COVID patients are dying unnecessarily after refusing to go on ventilators, doctors have said.
Members of the Faculty of Intensive Care Medicine say they are being confronted by patients or their relatives who wrongly fear the machines will kill them.
Dr Alison Pittard, the dean of the faculty, said patients around the country have died because of their fear of intubation.
She told The Telegraph: “It’s really difficult for doctors working in ICU when you see a patient deteriorate and you know that if you don’t put them on a ventilator they are going to die, but they are refusing.
“They get sicker and sicker and sicker, then you have a situation when they become semi-conscious, so you can’t have an informed conversation. We have to honour our patients’ wishes.”

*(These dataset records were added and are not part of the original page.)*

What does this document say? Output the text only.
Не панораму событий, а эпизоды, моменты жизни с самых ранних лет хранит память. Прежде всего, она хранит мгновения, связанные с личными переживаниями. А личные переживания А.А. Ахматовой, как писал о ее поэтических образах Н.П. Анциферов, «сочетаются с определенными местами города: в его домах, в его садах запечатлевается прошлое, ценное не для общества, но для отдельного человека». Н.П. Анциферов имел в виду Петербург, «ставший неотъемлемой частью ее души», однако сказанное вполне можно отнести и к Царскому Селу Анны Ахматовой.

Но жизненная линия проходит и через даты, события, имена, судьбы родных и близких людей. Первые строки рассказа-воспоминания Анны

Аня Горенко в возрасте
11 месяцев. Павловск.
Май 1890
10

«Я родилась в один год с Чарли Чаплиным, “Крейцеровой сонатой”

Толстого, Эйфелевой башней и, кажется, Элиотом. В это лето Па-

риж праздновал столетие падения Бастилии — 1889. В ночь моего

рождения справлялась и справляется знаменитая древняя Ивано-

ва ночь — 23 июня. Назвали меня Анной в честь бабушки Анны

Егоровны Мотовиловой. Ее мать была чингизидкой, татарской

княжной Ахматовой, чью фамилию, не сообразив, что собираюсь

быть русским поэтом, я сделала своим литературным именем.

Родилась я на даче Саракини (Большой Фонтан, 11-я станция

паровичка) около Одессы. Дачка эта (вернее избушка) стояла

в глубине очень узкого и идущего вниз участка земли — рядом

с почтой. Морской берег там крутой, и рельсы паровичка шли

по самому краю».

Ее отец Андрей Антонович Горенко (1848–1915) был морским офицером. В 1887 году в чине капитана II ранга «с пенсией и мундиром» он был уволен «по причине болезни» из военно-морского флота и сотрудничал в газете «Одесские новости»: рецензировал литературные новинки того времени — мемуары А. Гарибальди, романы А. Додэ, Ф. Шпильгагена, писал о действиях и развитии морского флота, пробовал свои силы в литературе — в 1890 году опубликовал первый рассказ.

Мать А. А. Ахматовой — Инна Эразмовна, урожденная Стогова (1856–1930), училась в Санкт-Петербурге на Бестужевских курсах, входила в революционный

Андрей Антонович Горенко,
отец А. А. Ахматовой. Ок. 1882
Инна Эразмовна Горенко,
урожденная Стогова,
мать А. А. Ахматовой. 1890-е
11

Some patients who get severely ill after contracting Covid-19 have their lungs damaged, causing the body’s oxygen levels to drop and making it harder to breathe.
‘SICKER AND SICKER’
In these severe cases, a ventilator is used to push air, with increased levels of oxygen, into the lungs.
Dr Pittard added: “If you get to that point where you are being offered a ventilator, if you refuse there is a 100 per cent chance you are going to die.”
Patients with milder symptoms may be given ventilation using face masks, nasal masks or mouthpieces which allow air or an oxygen mixture to be pushed into the lungs.
This method is known as “non-invasive” ventilation as it does not involve any internal tubes.
As of Friday evening there were 3,918 Covid patients on ventilators across the UK, out of a total of 35,375 people in hospital.
The Government said a further 1,200 people had died within 28 days of testing positive for Covid-19 as of Saturday, while there had been a further 23,275 lab-confirmed cases.
The total number of Covid-19 infections in the UK is 3,796,088, with 105,571 fatalities registered since the beginning of the pandemic.